So far this year Miele, SH White Goods and Unilever have fallen foul of Denmark’s Competition and Consumer Authority’s (“DCCA”) enforcement efforts against retail price maintenance (RPM).  On October 30, 2013, fashion brand Vila joined them.  Vila and the DCCA reached a DKK 1.6 million settlement after finding that Vila infringed Section 6 of the Danish Competition Act by imposing a minimum resale price on some of its distributors.  The DCCA also fined two Vila executives DKK 22,000 each after proving that they were aware of the illegal practice but had “failed to stop it”, and that one of those executives had facilitated the arrangement.
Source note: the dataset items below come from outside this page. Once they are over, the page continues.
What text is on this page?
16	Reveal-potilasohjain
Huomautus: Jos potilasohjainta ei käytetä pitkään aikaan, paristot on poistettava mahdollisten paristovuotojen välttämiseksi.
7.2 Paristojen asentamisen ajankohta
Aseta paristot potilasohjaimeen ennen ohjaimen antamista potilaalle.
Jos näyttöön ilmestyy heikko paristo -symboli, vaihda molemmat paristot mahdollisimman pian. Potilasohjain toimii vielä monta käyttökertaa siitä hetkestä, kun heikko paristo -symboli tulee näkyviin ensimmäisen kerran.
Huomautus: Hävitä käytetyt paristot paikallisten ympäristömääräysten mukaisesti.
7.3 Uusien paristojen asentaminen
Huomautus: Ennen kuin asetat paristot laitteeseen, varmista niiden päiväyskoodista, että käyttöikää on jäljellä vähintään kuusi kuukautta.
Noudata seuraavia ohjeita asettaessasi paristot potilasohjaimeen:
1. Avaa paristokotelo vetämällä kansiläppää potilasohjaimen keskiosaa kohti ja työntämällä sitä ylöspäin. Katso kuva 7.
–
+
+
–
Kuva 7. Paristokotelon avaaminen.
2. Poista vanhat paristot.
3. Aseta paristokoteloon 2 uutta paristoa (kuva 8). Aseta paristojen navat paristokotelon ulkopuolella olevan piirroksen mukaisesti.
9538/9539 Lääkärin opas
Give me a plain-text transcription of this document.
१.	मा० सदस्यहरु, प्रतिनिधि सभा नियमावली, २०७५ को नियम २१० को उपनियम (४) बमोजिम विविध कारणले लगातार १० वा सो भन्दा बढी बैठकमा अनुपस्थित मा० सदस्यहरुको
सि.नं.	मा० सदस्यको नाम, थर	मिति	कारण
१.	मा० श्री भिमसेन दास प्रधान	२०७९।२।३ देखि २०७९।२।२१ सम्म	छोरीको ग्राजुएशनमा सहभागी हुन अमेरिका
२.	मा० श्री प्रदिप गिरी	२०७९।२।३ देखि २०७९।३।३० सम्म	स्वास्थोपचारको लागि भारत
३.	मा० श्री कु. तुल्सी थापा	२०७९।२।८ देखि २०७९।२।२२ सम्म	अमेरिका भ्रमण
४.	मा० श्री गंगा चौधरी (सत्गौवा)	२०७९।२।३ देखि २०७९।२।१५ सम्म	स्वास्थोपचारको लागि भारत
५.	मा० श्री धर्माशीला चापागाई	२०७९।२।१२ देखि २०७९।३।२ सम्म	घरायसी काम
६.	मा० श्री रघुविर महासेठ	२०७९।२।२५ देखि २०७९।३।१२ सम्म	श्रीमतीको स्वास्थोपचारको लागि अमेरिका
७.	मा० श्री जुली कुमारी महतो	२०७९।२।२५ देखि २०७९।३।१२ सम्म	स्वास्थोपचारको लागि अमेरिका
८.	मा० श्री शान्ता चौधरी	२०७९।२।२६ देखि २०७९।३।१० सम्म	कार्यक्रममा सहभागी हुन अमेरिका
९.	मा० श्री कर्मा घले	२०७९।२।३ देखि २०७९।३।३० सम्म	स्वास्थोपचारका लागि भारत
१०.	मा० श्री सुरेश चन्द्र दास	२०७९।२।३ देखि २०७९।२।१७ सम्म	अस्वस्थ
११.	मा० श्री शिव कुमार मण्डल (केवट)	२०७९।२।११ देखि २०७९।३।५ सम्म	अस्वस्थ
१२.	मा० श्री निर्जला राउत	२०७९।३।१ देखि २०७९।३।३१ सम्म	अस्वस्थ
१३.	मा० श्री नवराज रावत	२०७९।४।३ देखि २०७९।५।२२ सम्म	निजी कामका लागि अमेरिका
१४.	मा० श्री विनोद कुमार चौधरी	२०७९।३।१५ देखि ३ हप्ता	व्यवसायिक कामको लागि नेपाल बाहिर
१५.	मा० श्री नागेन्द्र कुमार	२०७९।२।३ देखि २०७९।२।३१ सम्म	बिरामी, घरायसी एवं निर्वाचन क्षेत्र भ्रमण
The DCCA opened its investigation into Vila’s practices following a TV broadcast indicating that Vila imposed minimum resale prices on some of its distributors.  The DCCA conducted a dawn raid which confirmed the allegations: for 2,5 years prior to October 2012, Vila asked some of its distributors to charge consumers the company’s recommended retail prices as a minimum resale price.  When presented with the evidence, Vila decided to cooperate.

When determining the amount of the fines the DCCA took into the following elements in account:

  • the gravity of the infringement;
  • the size of the company’s turnover;
  • the duration of the infringement; and
  • Vila’s and its executives’ cooperation with the Authority.

Had Vila’s infringement run through beyond March 2013, it would have been sanctioned under the new Danish competition law, which increases the maximum penalty for serious infringements such as RPM from DKK 15 million to DKK 20 million.